In the case of an electronics company, it has imported almost all components from China to make its televisions. Suppose most of those components were made in the firm’s factories in China, consumers would not get so angry when they know that the televisions they believe being Vietnam goods are merely products assembled from imported components.
In the globalized economy, consumers are not so much concerned with where a product is made but with where it is marketed or who its producer is. The products consumed must meet standards in hygiene, safety and environment no matter whether they are locally made or imported. Multinationals usually have global quality commitments to ensure their products can enter any market regardless of where they are made. This explains why “imported” and “hand carried” American, Japanese and European goods are abundantly available both online and on the street though they are made in China, Vietnam or Indonesia.
Going forward, management agencies may issue regulations to determine how a product can be labeled “made in Vietnam.” However, as analyzed above, this complex and costly effort would have a spiritual rather than a commercial meaning and would not help much in creating more motivation for the development of domestic production. The essence of the global labor division today is the product is made by whom, not in what place. However in Vietnam, these two notions have been mixed over a long time.
Vietnam expects to “leapfrog” and implement “industrialization and modernization” with the support of external resources. Foreign investors in technology are offered incentives in hope of their technology transfer to Vietnam. However, foreign investors in electronics, motorbike and automobile production have quit the country without any technology transfer as soon as the tariff protection barriers have been lifted. After 30 years of costly efforts for localization, the automobile industry in Vietnam has yet to embrace the engine technology. The first Vietnam-brand sedan is going to take shape, with Vietnamese investment and labor but with entirely foreign technology and machinery. Those cars as well as televisions and smartphones mentioned above have high commercial value, create employment and contribute to the budget revenue, but they cannot be boasted as Vietnamese goods despite their large revenue and “made in Vietnam” labeling.

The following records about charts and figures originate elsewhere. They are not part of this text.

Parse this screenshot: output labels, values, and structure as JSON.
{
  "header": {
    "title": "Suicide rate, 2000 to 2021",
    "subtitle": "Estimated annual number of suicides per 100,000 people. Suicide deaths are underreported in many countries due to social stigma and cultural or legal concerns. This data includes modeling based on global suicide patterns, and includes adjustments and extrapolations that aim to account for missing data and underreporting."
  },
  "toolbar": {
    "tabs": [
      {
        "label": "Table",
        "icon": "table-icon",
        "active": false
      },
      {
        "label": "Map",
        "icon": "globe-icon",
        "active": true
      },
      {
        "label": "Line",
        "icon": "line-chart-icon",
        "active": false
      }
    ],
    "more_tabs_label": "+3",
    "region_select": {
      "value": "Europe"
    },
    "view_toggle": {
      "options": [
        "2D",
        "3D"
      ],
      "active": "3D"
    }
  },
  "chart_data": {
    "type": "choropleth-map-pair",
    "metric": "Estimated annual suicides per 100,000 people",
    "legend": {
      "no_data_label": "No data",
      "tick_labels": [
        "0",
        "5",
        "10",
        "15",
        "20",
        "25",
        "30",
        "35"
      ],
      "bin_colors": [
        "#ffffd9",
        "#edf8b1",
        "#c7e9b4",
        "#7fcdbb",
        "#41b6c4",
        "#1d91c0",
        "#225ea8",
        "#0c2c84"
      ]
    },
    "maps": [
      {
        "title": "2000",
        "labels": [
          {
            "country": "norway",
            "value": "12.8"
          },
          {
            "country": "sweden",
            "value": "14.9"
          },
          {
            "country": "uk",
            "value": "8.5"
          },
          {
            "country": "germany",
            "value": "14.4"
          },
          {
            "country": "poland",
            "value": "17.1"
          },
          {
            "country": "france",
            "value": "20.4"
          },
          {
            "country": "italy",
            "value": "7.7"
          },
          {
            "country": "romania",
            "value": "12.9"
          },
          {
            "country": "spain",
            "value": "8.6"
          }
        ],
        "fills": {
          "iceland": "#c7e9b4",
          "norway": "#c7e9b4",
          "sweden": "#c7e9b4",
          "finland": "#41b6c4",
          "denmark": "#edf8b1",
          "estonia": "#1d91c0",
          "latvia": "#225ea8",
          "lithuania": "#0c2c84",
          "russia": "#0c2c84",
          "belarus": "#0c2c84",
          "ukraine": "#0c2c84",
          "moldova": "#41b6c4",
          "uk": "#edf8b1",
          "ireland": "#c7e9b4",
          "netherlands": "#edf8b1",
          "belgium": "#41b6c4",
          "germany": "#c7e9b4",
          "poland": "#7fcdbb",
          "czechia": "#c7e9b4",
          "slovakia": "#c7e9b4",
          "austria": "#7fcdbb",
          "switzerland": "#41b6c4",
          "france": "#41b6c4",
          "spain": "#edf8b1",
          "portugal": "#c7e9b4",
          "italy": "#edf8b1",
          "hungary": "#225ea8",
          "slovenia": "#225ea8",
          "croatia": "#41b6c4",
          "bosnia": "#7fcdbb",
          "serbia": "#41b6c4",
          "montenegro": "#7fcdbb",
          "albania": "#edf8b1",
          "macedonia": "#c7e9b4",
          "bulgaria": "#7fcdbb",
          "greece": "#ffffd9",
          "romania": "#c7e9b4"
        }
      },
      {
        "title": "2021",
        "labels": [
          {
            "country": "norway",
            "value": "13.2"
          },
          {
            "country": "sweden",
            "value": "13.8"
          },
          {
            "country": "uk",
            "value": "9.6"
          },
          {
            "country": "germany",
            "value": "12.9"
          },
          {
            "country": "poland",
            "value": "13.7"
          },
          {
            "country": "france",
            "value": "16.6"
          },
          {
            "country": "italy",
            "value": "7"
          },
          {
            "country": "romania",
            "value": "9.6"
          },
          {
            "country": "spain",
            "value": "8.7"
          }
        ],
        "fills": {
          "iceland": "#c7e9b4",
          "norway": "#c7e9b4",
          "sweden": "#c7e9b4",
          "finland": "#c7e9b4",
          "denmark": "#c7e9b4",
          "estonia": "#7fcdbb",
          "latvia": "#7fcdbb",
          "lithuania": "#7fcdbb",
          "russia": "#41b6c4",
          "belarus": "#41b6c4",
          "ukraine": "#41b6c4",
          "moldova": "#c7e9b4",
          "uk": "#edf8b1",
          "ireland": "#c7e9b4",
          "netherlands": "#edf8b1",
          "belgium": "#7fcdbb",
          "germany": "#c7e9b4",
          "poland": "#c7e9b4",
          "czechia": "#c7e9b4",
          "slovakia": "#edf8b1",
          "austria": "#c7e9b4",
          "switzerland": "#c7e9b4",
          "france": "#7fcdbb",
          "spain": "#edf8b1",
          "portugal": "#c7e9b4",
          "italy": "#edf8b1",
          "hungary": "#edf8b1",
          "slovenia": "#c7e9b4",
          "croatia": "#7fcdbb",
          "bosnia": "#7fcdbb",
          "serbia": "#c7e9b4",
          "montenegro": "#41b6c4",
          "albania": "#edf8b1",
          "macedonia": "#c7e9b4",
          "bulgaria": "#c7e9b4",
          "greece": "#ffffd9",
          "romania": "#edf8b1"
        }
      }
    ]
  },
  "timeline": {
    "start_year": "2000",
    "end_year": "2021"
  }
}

Vietnamese football has struggled and failed in seeking the shortcut to glory through buying and naturalized foreign footballers. The achievement it enjoys today is the fruit of persistent, in-depth investment through socialization and professional training. The lesson from football success shows that the path to become an industrialized country must be based on the exploitation of the intellectual potential and creativity of society to master science and technology. “Made in Vietnam” products help Vietnam secure employment and escape poverty, but the country needs many quality “made by Vietnam” products to stand firm and become a member of the group of developed countries.